Propos recueillis par Dominique Mabika à Dakar, en marge de l’Africa Food Forum.
« L’Afrique doit miser sur les chaînes de valeur régionales » – Claver Gatete, Secrétaire exécutif de la CEA
À l’heure où l’Afrique dépense plus de 115 milliards de dollars par an pour importer sa nourriture, la souveraineté alimentaire devient un impératif stratégique. Lors de l’Africa Food Forum, tenu du 31 août au 5 septembre 2025 à Dakar, Financial Afrik a rencontré Claver Gatete, Secrétaire exécutif de la Commission économique pour l’Afrique (CEA), qui plaide pour une approche intégrée de la transformation agricole.

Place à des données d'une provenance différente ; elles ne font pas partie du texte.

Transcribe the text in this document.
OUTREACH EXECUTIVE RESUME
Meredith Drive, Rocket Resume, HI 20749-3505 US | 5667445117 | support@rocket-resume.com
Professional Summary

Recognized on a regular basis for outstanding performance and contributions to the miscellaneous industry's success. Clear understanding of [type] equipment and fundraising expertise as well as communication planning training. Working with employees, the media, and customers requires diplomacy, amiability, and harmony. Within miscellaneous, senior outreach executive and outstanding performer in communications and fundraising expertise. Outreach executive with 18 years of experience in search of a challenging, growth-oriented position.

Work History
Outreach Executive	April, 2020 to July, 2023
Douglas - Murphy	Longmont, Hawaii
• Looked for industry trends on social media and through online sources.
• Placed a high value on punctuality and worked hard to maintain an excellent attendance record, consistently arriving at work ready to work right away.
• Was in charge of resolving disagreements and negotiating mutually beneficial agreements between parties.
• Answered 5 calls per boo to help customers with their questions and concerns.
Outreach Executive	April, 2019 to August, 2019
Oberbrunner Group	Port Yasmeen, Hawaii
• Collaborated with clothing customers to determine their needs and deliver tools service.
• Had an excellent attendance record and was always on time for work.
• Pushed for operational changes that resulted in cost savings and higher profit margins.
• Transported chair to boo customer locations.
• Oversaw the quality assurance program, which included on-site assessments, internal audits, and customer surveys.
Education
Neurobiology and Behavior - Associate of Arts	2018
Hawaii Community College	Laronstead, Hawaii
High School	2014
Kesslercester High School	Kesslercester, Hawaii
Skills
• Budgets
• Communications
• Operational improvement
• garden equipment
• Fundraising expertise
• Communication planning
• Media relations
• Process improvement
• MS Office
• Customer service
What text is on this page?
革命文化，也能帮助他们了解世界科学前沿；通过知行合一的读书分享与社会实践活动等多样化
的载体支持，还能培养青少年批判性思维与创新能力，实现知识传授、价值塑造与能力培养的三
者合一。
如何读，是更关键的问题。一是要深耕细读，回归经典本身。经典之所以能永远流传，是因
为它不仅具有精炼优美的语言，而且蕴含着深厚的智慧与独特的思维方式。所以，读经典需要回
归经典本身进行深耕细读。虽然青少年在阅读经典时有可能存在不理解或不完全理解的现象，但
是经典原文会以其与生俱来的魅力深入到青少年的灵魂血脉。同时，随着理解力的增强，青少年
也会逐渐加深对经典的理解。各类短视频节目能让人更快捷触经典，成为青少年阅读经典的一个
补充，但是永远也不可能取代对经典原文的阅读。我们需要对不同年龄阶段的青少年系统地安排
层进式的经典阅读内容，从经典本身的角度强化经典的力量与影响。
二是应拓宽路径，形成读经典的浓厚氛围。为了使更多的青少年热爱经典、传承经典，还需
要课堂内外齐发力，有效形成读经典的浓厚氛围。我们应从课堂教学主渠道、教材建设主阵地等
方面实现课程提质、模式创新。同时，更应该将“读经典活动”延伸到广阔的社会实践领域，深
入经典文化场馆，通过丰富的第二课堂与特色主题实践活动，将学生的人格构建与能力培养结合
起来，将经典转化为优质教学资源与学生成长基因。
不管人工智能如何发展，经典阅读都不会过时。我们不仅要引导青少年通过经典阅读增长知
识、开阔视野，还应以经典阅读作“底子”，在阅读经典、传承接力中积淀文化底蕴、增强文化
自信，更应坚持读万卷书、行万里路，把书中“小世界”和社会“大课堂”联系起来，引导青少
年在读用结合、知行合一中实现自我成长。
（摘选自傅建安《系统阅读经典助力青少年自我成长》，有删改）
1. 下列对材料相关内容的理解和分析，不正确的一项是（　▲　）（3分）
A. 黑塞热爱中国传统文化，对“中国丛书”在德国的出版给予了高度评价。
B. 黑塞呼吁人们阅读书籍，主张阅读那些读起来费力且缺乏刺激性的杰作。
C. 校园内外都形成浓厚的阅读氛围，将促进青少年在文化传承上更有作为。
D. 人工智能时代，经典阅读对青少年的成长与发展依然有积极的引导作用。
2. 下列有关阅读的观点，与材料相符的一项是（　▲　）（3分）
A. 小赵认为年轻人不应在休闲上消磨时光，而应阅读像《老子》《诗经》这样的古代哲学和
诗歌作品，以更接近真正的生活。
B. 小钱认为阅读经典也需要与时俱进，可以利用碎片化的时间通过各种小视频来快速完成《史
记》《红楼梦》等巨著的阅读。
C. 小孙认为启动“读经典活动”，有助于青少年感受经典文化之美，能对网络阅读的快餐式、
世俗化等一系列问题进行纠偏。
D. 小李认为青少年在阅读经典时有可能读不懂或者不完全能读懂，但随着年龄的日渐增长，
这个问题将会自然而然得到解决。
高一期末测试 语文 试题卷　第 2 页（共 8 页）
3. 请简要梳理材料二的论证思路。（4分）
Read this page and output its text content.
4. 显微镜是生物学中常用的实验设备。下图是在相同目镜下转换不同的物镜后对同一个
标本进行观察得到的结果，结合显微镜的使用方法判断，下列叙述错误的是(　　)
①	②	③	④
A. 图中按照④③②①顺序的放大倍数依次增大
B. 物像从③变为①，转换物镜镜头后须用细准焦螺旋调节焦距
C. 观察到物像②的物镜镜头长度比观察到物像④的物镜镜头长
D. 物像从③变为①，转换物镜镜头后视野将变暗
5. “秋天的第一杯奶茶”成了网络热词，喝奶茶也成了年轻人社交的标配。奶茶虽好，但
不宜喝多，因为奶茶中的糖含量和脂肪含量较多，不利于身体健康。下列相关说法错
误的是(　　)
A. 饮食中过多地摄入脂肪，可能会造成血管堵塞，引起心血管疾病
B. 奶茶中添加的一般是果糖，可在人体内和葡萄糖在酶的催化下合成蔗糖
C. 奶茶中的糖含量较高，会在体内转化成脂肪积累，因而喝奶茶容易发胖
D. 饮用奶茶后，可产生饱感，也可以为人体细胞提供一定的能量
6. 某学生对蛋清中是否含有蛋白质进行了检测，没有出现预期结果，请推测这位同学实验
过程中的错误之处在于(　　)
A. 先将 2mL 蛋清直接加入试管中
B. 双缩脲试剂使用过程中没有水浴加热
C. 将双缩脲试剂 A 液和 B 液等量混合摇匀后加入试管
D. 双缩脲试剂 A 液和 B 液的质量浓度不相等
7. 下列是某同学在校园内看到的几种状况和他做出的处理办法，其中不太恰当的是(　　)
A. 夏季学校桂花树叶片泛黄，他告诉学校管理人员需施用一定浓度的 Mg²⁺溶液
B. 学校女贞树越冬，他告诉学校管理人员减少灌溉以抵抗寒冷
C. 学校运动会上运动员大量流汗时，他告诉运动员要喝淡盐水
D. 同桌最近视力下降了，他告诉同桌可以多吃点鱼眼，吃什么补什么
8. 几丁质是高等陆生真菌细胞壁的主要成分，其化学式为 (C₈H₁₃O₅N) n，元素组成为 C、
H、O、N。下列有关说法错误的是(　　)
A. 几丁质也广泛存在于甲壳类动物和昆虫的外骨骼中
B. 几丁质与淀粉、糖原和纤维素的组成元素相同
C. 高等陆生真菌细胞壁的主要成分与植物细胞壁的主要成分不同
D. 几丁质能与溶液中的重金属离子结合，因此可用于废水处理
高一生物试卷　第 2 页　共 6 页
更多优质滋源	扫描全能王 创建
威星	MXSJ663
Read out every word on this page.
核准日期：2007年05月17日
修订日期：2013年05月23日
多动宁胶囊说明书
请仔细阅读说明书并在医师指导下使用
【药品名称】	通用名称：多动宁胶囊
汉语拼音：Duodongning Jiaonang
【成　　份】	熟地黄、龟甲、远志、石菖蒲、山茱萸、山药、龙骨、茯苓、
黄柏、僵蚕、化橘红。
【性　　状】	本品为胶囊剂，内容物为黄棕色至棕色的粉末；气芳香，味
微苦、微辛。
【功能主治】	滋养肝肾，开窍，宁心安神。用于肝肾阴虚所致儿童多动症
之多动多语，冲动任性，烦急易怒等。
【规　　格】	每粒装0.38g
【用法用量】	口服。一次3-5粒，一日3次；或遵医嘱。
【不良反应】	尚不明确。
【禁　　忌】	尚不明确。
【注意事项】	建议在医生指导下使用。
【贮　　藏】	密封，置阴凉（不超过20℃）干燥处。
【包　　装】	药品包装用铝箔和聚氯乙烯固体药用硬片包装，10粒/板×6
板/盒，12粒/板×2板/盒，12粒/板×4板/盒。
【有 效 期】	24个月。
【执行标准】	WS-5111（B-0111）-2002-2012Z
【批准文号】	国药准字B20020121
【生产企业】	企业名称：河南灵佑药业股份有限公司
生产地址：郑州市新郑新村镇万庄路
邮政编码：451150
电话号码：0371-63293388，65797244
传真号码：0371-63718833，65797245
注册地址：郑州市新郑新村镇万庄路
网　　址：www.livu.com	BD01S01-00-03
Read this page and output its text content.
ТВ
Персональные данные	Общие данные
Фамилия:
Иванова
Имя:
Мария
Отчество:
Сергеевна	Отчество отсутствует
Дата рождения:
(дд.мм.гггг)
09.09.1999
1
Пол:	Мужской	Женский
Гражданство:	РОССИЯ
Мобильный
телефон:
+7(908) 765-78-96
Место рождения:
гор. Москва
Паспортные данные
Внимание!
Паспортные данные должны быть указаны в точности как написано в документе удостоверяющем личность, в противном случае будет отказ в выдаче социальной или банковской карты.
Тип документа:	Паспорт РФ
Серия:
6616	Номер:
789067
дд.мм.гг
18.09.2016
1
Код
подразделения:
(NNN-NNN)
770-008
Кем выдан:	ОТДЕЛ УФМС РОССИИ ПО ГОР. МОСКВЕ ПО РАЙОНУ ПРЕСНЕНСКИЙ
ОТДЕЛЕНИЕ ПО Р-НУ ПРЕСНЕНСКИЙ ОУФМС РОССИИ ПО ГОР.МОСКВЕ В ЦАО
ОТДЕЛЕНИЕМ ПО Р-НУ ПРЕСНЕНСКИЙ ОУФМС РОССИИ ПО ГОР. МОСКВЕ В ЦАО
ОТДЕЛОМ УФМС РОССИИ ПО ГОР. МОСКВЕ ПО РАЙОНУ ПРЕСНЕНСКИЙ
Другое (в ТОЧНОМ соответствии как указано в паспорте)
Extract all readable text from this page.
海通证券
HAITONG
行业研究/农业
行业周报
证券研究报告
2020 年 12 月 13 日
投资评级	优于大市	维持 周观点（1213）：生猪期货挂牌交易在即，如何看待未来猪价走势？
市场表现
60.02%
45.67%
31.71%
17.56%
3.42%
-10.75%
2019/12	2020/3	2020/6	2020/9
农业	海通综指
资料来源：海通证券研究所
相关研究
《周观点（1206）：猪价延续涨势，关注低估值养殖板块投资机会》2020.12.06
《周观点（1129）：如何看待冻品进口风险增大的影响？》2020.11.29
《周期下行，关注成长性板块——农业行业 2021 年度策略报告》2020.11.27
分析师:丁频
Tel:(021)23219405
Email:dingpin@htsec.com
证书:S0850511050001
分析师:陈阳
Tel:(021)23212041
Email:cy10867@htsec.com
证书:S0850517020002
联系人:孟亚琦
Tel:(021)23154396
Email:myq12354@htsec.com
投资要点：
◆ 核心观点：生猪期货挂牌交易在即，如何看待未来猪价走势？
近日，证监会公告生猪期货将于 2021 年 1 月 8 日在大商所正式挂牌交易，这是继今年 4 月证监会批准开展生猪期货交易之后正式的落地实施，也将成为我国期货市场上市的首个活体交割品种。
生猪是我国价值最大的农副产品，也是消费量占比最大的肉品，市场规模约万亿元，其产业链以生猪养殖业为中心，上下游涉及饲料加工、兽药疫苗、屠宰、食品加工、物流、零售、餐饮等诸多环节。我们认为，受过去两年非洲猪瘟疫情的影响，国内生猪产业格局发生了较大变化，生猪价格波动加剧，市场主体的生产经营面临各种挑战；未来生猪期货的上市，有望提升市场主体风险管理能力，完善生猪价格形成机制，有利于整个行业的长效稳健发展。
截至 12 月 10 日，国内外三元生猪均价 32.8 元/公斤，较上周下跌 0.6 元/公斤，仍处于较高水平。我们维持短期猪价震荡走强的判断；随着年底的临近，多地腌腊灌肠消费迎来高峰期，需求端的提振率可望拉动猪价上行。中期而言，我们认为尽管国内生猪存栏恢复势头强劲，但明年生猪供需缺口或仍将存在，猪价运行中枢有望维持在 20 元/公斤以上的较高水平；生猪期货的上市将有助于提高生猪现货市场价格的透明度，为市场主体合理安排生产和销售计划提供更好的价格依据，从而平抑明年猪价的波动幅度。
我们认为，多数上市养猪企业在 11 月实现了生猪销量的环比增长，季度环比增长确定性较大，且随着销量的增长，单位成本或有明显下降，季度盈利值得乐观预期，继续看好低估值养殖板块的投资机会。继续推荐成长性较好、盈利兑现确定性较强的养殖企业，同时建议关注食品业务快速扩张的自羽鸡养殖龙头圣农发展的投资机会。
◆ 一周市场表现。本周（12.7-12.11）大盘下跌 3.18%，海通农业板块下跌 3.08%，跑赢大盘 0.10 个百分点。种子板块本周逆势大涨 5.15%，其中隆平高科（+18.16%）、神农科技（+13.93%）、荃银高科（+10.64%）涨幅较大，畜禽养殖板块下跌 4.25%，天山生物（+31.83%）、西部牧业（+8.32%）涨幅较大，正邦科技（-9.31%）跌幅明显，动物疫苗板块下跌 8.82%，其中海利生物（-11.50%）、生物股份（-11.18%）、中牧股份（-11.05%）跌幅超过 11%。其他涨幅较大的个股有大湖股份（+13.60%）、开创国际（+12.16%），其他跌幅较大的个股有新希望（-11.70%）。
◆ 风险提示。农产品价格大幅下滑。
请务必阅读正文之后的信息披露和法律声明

Chaînes de valeur régionales
« Nous ne pouvons plus nous limiter aux chaînes nationales. Il faut bâtir des chaînes de valeur régionales, de la production à la transformation et jusqu’à l’assiette », souligne Claver Gatete. L’objectif : accroître la productivité, réduire la dépendance aux importations et tirer parti de la Zone de libre-échange continentale africaine (ZLECAf).
Mobilisation des financements
Le défi reste celui du financement. Les pays africains supportent un coût d’emprunt élevé, conséquence directe de leurs mauvaises notations souveraines. Seuls le Botswana et Maurice disposent d’un statut investment grade. « C’est pourquoi nous travaillons à la création d’une agence de notation africaine, capable de mieux prendre en compte les réalités du continent », explique-t-il. Parallèlement, la CEA promeut la finance innovante – obligations vertes, durables, ou encore blended finance – et le recours aux garanties de la Banque mondiale, de la SFI ou de la BAD pour réduire les risques perçus et attirer le secteur privé.
Grands projets structurants
La CEA accompagne plusieurs initiatives pilotes : un parc agro-industriel entre la Zambie et le Zimbabwe, ou encore la mise en place de zones économiques spéciales pour les batteries électriques entre la RDC et la Zambie. Ces projets illustrent la volonté de créer des pôles régionaux capables d’industrialiser l’agriculture et de transformer les ressources localement.
Réduction des risques et infrastructures
Pour Claver Gatete, la réduction du risque passe aussi par des pré-requis concrets : semences améliorées, fertilisants, irrigation, capacités de stockage et infrastructures logistiques (routes, énergie, corridors commerciaux). « Les infrastructures doivent être pensées comme des leviers de productivité et de commerce, pas comme des fins en soi », insiste-t-il.
Exportations et rôle de l’État
Certains pays expérimentent déjà des mécanismes efficaces. Le Rwanda, par exemple, a mis en place une structure dédiée à l’accompagnement des exportateurs agricoles, qui organise la production, facilite l’accès aux garanties et oriente les produits vers les bons marchés.
Perspectives
La CEA a identifié 94 chaînes de valeur stratégiques sur le continent, dont de nombreuses dans l’agriculture et l’élevage. « L’Afrique a la terre, les ressources et la jeunesse. Il faut maintenant les former, les intégrer dans des filières modernes et mécanisées, et créer les conditions d’une agriculture compétitive et exportatrice », conclut Gatete.